Hi guys, I am currently analyzing the sentinel solution, but I would like you to help me indicate what I can monitor or how to get the most out of it when using it in a data analysis environment, with the next component:
datalake, datawarehous, databricks, data factory, iot hub, etc

 

 

thank you very much for the support

JFRL

5 Replies
Highlighted

@jfrl 

 

The Grand List covers many of these, solutions that you can monitor: https://techcommunity.microsoft.com/t5/azure-sentinel/azure-sentinel-the-connectors-grand-cef-syslog...

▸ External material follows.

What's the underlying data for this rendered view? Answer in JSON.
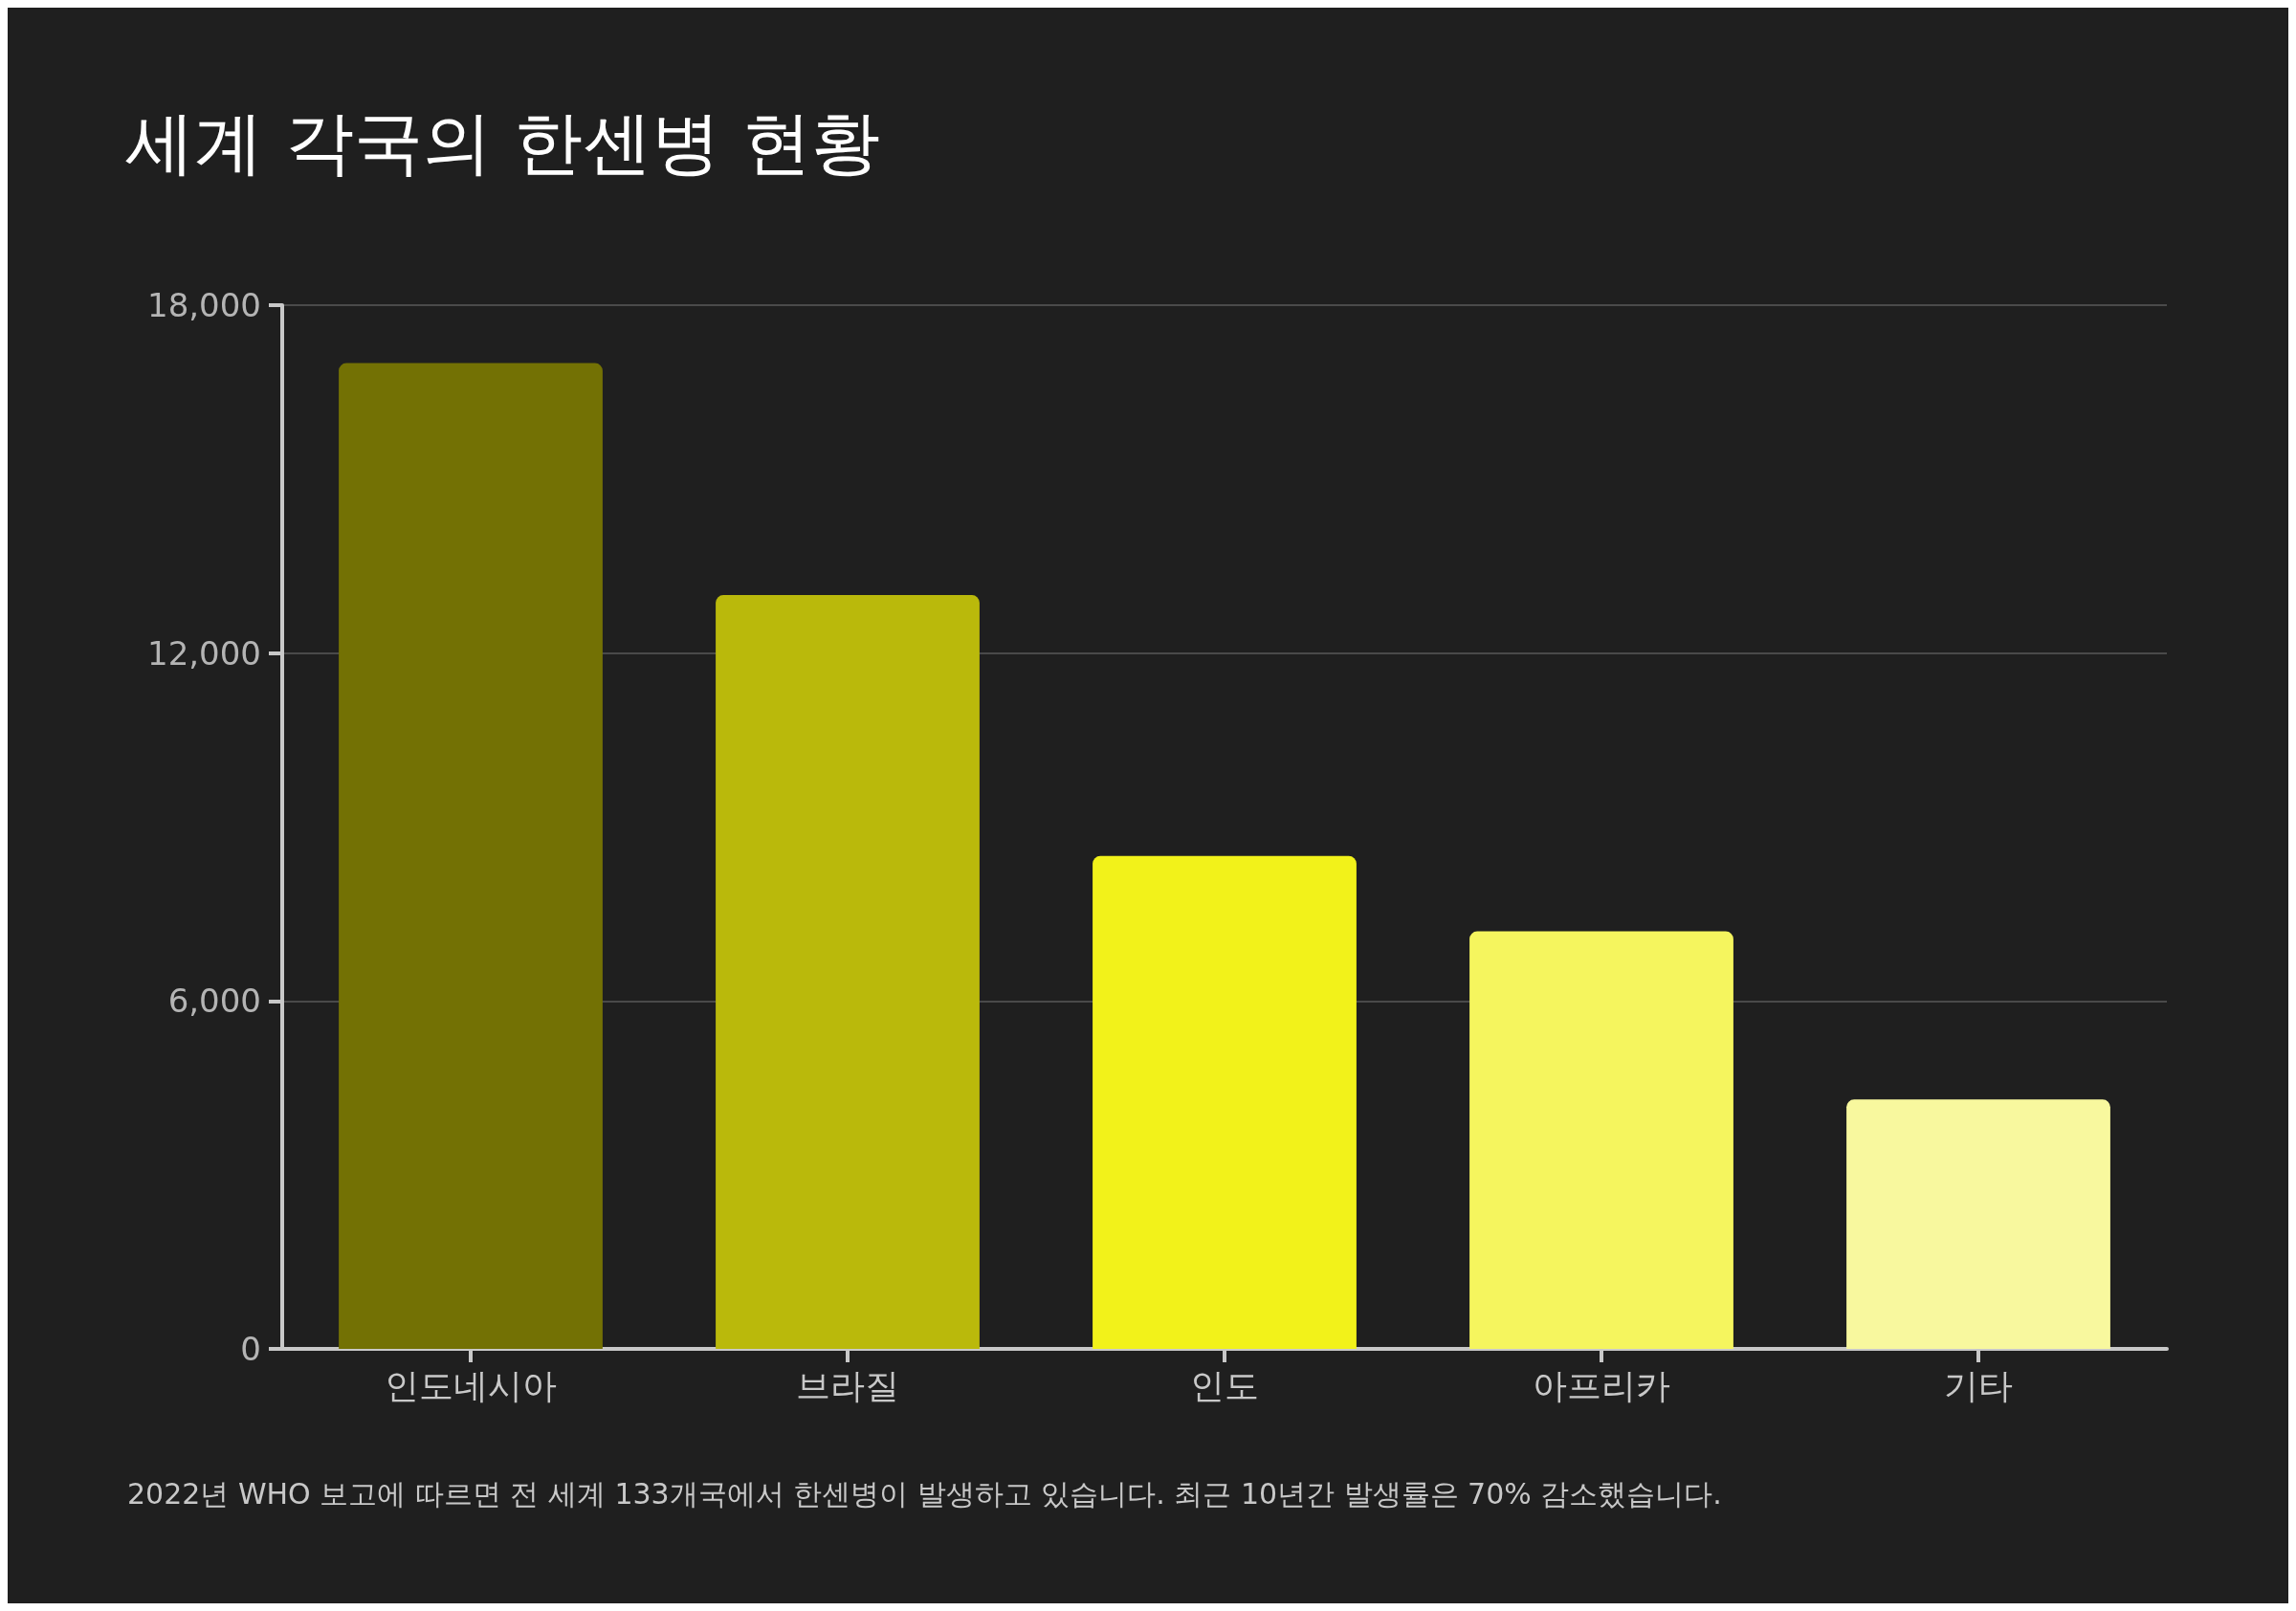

IOT Hub is covered by Azure Secure Center (which can be linked to Sentinel) https://docs.microsoft.com/en-us/azure/defender-for-iot/iot-hub-integration

Highlighted

@Clive Watson , thank you

But with Azure Data Lake Gen 2, which is a Gen2 storage account, how could I connect sentinel, can you help me with this?

Highlighted

Hi @jfrl 

 

Please see this link for information about the Preview feature that allows this for Gen2  https://docs.microsoft.com/en-us/azure/storage/blobs/monitor-blob-storage?tabs=azure-powershell

 Note

Azure Storage logs in Azure Monitor is in public preview and is available for preview testing in all public cloud regions. To enroll in the preview, see this page. This preview enables logs for blobs (which includes Azure Data Lake Storage Gen2), files, queues,and tables. This feature is available for all storage accounts that are created with the Azure Resource Manager deployment model. See Storage account overview.

Highlighted

hi @Clive Watson 

yes, i have already seen this kb, but i need to know if there is any stable method to connect the datalake v2 with sentinel

Highlighted
As far as I know no...thats why there is the preview feature to enable this.